As for the OP: sometimes mistake is just a mistake.
 

kenobi65 said:
I'd have to guess that he thought he was correct, and he didn't go back and research his point as he wrote the article. As you can see by the posts here, there's more than one 1E veteran who thought the exact same thing.



I feel like you're taking offense where there was none intended. Perhaps I'm wrong, but this really feels like a mountain being made out of a molehill.

I gotta agree with both of these points, although this isn't the first inaccuracy that the designers have come up with related to earlier editions (including 3e).

RC
 

Why is it inconceivable that, as far as Rich Baker knew, this was the case? It's equally possible that he's speaking from his own anecdotal experience or that he's speaking based on conflating 30 years of gaming. Neither TSR not WotC were terribly consistent about this sort of thing to begin with. When you factor in stuff like the idea that myths were, in fact, MYTHS...it gets murkier.

Just doing a quick google search, I find different accounts from different sources, regardless of whether or not they use the core mythology or their own version.

Even a cursory inspection shows that most of these entries take it as a given that Corellon put out Gruumsh's eye. This may date back to 2e, when it was pretty much made canon, but it was raised as a possiblity in AD&D. Given that the entry was a semi-pedantic account about it from an orc perspecitve, I'd assume they were covering it up, too. Either way, there has been no consistent treatment of the subject until late 2e into 3e. I'm not really sure how you could be sure what the majority of AD&D players thought, anyhow. I can say that for myself, I always thought this to be the case, but really it wasn't much of an issue until 3e, since it rarely came up in 1e for my games and we skipped 2e entirely.

86614.jpg
Gruumsh losing his eye to Corellon
200px-Corellon_takes_the_eye_of_Grumsh.jpg
Gruumsh, Old School
deegruumsh.jpg
Gruumsh, the new hotness
Gruumsh01.jpg

heck, if anything I can't help but notice that every picture gives Gruumsh a different weapon to use, which would probably bother me more, if such things actually bothered me.
 

T. Foster said:
I never used Corellon or Gruumsh in my 1E games.

Ditto

Raven Crowking said:
although this isn't the first inaccuracy that the designers have come up with related to earlier editions (including 3e).

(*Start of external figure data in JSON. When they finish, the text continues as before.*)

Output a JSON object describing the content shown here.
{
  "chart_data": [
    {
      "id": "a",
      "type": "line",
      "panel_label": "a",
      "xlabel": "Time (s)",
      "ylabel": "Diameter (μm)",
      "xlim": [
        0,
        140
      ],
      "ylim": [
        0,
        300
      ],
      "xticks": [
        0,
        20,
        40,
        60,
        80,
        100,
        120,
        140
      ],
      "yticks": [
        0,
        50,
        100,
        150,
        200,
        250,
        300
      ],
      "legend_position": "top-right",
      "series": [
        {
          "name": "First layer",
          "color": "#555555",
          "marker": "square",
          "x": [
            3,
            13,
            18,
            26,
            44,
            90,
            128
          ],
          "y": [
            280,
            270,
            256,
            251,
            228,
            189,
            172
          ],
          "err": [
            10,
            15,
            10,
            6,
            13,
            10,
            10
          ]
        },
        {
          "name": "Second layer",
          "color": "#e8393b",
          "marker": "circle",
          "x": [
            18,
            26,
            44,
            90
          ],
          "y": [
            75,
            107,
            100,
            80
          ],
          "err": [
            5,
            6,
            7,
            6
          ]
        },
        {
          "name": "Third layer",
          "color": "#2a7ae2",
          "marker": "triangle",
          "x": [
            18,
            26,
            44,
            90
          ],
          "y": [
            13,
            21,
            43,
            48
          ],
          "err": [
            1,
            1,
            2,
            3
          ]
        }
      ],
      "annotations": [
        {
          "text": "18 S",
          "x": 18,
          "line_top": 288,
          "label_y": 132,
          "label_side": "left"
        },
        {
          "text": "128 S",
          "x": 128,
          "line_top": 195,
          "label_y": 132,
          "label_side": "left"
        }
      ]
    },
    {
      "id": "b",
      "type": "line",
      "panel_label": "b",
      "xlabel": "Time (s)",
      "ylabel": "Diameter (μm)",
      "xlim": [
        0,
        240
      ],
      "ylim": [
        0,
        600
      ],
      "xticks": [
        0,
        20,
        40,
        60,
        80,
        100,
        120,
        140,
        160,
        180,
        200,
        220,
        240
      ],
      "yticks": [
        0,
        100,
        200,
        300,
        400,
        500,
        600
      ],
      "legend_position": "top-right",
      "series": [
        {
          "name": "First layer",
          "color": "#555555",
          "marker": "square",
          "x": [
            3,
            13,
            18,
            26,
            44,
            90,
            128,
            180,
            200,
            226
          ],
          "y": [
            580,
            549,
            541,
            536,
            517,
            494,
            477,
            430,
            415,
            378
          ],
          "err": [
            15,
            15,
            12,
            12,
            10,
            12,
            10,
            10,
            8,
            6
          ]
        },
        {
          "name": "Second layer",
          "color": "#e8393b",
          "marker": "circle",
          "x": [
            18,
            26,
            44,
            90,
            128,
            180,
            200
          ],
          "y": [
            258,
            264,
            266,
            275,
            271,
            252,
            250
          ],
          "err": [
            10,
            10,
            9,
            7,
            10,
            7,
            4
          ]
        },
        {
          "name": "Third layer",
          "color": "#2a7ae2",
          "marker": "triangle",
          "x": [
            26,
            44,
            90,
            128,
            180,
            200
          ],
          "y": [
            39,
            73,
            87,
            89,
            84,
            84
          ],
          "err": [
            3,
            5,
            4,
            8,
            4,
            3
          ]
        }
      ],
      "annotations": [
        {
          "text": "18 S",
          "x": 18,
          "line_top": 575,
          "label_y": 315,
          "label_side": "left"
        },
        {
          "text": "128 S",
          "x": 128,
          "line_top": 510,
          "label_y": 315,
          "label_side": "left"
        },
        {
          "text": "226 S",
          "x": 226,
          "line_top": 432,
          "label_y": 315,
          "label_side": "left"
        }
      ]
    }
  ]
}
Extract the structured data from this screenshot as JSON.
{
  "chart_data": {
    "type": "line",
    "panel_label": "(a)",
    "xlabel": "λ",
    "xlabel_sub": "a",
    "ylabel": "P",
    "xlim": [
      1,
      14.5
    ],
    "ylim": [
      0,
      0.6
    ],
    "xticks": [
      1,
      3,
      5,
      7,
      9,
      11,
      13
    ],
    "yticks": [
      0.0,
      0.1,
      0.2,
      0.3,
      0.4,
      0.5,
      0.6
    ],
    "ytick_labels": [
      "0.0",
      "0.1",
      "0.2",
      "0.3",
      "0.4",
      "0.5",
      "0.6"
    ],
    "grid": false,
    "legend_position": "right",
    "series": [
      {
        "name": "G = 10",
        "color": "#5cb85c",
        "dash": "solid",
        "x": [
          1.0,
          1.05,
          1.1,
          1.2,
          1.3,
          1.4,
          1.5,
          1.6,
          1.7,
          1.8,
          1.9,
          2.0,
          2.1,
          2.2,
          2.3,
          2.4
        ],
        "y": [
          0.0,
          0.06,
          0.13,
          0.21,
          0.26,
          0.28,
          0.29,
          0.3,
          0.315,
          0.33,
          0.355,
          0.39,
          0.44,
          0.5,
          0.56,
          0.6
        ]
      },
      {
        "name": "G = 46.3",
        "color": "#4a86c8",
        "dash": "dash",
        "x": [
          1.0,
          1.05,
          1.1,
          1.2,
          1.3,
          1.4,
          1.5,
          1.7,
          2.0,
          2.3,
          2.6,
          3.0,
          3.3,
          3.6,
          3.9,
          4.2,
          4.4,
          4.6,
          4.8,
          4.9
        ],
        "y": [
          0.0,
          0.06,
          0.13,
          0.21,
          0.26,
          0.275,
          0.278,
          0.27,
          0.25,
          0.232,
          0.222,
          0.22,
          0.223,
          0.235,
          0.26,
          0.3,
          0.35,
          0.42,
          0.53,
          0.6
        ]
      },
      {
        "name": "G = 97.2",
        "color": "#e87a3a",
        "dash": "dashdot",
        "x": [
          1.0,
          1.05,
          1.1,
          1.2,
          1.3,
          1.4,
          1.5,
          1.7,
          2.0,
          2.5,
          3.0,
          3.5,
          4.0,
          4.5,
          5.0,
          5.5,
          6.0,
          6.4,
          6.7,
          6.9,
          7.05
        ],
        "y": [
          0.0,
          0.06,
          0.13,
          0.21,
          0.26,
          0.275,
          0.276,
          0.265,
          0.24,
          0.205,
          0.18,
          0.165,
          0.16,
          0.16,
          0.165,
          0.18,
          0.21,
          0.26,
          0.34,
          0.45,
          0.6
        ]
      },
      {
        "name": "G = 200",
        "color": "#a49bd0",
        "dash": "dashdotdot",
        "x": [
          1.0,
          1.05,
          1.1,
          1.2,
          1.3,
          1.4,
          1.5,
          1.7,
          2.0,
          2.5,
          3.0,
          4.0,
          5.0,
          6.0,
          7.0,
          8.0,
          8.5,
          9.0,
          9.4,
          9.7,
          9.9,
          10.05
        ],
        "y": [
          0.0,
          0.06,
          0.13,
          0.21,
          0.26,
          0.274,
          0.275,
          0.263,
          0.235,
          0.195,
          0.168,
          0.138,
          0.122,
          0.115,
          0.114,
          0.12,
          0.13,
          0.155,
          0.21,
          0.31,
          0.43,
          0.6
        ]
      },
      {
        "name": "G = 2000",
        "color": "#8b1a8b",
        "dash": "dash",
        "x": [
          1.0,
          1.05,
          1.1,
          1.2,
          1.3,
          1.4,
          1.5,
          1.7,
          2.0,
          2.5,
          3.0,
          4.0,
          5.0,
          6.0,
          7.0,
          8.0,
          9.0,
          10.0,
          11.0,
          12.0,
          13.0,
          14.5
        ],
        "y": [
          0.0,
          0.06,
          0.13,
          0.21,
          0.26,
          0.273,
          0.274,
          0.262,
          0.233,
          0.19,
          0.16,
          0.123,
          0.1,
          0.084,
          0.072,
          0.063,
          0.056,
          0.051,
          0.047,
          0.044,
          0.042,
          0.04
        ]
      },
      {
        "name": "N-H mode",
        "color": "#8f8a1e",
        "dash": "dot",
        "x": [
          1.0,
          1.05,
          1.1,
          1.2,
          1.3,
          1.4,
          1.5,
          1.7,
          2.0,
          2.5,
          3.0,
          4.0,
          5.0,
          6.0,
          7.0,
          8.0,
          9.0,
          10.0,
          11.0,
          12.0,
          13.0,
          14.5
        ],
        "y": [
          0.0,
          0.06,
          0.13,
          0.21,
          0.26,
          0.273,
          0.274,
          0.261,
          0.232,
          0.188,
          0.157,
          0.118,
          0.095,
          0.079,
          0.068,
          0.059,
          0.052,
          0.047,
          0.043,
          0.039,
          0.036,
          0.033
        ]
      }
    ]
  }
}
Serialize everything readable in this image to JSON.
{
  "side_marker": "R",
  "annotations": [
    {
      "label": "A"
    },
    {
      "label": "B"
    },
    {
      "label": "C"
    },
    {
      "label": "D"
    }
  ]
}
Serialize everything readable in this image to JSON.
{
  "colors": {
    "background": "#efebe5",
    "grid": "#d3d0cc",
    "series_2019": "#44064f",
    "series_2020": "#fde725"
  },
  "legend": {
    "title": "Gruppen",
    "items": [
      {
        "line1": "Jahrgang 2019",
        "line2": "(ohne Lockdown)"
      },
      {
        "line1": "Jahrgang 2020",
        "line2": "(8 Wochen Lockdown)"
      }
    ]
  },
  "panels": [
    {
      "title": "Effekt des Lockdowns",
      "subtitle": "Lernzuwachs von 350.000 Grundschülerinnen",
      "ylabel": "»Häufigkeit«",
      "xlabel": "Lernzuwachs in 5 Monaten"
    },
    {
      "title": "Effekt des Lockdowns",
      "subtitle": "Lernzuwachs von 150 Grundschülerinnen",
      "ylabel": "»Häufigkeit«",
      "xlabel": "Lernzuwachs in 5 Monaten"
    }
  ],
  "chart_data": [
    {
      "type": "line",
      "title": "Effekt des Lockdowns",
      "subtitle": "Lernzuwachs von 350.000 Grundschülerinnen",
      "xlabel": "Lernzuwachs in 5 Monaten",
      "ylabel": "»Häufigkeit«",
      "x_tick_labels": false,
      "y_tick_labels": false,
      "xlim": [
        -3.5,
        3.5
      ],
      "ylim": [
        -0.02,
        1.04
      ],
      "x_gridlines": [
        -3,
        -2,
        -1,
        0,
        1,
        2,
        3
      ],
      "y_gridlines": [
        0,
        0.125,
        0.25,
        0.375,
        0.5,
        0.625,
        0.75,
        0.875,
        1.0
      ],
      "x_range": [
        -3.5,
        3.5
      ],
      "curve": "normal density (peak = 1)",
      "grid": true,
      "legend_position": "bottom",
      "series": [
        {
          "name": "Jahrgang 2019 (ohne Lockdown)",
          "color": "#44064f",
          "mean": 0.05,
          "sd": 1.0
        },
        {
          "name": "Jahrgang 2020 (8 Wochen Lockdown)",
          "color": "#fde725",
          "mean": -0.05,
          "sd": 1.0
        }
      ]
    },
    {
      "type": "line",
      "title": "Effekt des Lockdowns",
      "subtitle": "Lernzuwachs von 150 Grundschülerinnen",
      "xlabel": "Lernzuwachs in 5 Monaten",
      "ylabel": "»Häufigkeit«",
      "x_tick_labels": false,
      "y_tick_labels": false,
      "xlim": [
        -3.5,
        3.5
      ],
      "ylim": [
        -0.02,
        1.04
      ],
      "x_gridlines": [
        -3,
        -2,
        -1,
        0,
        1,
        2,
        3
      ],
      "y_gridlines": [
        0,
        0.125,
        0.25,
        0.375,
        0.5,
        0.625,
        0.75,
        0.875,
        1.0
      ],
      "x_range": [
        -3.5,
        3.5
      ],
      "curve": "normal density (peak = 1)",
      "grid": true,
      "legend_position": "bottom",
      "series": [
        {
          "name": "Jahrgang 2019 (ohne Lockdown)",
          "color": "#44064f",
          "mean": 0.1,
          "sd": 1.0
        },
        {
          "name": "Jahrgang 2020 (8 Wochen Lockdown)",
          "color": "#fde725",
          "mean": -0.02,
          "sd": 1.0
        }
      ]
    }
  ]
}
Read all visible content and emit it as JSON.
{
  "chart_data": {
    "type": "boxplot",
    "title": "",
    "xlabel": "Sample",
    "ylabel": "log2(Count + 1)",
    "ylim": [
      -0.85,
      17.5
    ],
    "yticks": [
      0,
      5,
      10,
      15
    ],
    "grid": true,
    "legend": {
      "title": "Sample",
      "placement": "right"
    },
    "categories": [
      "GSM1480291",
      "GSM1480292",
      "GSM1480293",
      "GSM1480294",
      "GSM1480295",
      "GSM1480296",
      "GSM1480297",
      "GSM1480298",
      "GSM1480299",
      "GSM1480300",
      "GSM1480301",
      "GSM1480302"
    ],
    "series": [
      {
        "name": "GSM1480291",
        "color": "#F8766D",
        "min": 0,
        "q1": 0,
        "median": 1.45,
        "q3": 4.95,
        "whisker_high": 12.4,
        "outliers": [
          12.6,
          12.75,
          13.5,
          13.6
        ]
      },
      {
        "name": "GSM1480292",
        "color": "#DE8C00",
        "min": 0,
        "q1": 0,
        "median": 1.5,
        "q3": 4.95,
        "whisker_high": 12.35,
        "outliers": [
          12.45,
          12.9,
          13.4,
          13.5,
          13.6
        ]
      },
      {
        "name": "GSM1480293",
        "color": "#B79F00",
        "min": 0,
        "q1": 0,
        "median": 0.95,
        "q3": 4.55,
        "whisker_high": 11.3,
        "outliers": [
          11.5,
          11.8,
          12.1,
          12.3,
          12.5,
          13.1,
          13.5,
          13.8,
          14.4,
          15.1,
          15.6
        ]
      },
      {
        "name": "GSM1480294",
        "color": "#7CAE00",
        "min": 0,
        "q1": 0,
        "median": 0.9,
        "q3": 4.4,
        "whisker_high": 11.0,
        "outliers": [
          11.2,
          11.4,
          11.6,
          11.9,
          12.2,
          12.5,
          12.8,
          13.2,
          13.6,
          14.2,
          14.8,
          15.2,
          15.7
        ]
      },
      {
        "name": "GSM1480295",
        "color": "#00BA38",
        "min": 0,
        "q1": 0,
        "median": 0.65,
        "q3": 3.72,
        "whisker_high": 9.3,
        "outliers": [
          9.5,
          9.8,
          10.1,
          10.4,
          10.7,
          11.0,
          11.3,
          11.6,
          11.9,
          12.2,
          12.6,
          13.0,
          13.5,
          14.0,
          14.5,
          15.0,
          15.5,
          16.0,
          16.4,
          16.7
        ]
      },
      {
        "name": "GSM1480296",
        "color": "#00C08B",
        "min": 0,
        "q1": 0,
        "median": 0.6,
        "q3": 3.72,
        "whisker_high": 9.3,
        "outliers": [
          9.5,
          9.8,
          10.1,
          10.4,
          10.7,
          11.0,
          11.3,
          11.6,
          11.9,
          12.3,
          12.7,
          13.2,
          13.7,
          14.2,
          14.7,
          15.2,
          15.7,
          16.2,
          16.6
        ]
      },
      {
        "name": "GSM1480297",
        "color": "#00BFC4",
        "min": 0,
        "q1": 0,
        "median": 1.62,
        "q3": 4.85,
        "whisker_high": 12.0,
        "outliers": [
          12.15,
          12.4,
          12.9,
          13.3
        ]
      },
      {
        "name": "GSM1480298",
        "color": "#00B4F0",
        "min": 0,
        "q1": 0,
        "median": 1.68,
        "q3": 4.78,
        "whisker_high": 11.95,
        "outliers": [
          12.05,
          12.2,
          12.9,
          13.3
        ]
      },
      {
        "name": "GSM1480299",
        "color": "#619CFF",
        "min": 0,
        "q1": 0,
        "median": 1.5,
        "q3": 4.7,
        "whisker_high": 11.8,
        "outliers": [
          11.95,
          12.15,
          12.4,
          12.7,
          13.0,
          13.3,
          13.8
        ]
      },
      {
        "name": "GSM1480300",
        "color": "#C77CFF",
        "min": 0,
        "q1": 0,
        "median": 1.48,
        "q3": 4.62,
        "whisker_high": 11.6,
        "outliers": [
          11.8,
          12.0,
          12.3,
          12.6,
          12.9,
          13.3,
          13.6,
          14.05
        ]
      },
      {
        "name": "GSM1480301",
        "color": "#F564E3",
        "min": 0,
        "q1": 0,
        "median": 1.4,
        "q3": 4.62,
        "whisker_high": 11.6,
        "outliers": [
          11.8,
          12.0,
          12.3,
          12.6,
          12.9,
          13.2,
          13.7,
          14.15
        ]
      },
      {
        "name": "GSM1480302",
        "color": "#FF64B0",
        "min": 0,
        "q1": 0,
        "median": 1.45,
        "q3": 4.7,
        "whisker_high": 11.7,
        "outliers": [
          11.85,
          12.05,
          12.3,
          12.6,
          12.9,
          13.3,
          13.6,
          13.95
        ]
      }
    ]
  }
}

And agree. To add to the nit-picking: What is most embarasing is when someone from WotC confuses OD&D and AD&D (and B/E D&D)...its not that subtle, obscure, or confusing. They really should get it right.

To add to the trivia-fest:

The demi-human deities where not originally part of the Oerth/Greyhawk pantheon(s). They where done by those other then Gygax in Deities and Demigods, and then expanded in Dragon by others (Roger Moore?), but always presented as "generic" alternatives to the human centric Norse, Greek, and other pantheons from Deities and Demigods. Of course, Col. Pladoh confused the issue by reprinting the expanded pantheons in Unearthed Arcana. But they where not part of the World of Greyhawk boxed set (any cross reference?), and he has noted on these boards that he did not use them, and that they where not needed for Greyhawk. Though he of course has no problem with people using them.
 

WizarDru said:
heck, if anything I can't help but notice that every picture gives Gruumsh a different weapon to use, which would probably bother me more, if such things actually bothered me.

But if you restrict the discussion solely to 1E, then the accounts are consistent on all those points -- Gruumsh had one middle eye; it wasn't shot out by Corellon; Gruumsh used a spear. No one can show any 1E quote to the contrary.

The only funny inconsistency is the Moore article saying Correllon missed the one eye, when DDG says Corellon never missed anything. There's the mythology.